The package was held up for days over a disagreement by some EU nations over whether to include derogations to allow for payments to sanctioned Russian oligarchs at the head of companies exporting agricultural and food products.
The bloc has not imposed any sanctions on Russian food and agricultural products so as to not exacerbate a worrisome global food crisis. But the measures on the oligarchs prevent EU operators from participating directly or indirectly in commercial flows involving entities they own.
The final text of the new package is expected to include a legal clause, already existing for sectoral sanctions, to the listings of individuals and entities. This clause is to provide legal certainty to EU operators that they can engage with large food and agriculture companies owned by sanctioned oligarchs provided they were already exporting before Russia launched its invasion, an EU diplomat told Euronews.

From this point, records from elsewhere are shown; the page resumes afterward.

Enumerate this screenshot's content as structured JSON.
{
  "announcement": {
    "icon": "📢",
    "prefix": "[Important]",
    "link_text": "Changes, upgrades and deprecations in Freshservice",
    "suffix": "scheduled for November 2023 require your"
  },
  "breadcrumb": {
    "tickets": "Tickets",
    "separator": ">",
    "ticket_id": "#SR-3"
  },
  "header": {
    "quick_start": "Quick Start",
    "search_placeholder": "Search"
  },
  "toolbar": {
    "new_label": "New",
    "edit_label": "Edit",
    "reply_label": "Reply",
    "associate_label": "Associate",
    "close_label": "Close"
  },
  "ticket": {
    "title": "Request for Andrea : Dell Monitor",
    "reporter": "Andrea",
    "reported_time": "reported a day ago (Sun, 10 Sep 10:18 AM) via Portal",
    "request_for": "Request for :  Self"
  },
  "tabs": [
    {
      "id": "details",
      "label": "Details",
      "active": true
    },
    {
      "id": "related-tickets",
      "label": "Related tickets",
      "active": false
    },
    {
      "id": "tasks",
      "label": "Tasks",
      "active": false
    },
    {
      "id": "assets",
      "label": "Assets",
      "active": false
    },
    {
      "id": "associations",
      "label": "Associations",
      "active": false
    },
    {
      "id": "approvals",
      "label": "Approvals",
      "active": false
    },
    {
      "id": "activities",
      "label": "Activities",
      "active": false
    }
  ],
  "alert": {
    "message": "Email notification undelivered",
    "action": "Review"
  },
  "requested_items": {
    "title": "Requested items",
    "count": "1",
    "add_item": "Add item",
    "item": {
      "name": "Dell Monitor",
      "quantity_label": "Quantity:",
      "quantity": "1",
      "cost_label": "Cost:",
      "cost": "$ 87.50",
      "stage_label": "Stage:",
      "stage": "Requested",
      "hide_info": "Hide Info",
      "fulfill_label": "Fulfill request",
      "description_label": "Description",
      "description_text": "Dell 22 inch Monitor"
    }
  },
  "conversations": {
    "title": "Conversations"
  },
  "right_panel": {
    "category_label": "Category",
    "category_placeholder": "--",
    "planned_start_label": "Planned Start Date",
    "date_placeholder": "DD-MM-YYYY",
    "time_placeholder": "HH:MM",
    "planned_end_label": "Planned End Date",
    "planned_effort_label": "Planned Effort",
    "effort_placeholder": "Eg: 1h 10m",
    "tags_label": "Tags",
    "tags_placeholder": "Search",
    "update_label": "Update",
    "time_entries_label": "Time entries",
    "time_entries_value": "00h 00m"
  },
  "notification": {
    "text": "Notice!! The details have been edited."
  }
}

This is to prevent attempts to circumvent sanctions through the creation of new businesses.
Leaders meanwhile approved an €18 billion macro-financial assistance package for Ukraine for 2023 to ensure Kyiv can cover state deficits and keep the economy running as it continues to fight the Russian invasion.
To fund the aid and loan it to Kyiv at a highly concessional rate the EU will raise common debt, a proposal that initially met resistance from Hungary.
But Budapest lifted its veto earlier this week after EU nations agreed to allow the sum of the EU funds it has frozen under the new rule of law mechanism from €7.5 billion to €6.3 billion.
A Polish veto over the introduction of a minimum global corporate tax also threatened the adoption of the assistance package on Thursday but Warsaw, a staunch supporter of Ukraine, eventually lifted its objection.
A virtual address by Ukrainian President Volodymyr Zelenskyy, in which he described the package as "vital", is believed to have helped move the needle.
Zelenskyy urged European Council President Charles Michel "to ensure that our struggle for peace for Ukraine and for the whole of Europe does not depend on misunderstandings and controversies between some EU member states."
"The packages of macro-financial support for Ukraine are also weapons in defence of freedom. Just as the ninth package of EU sanctions against Russia. This is our protection. Please understand that! I hope that already in January we will be able to thank you for the first tranche of this macro-financial package," he added.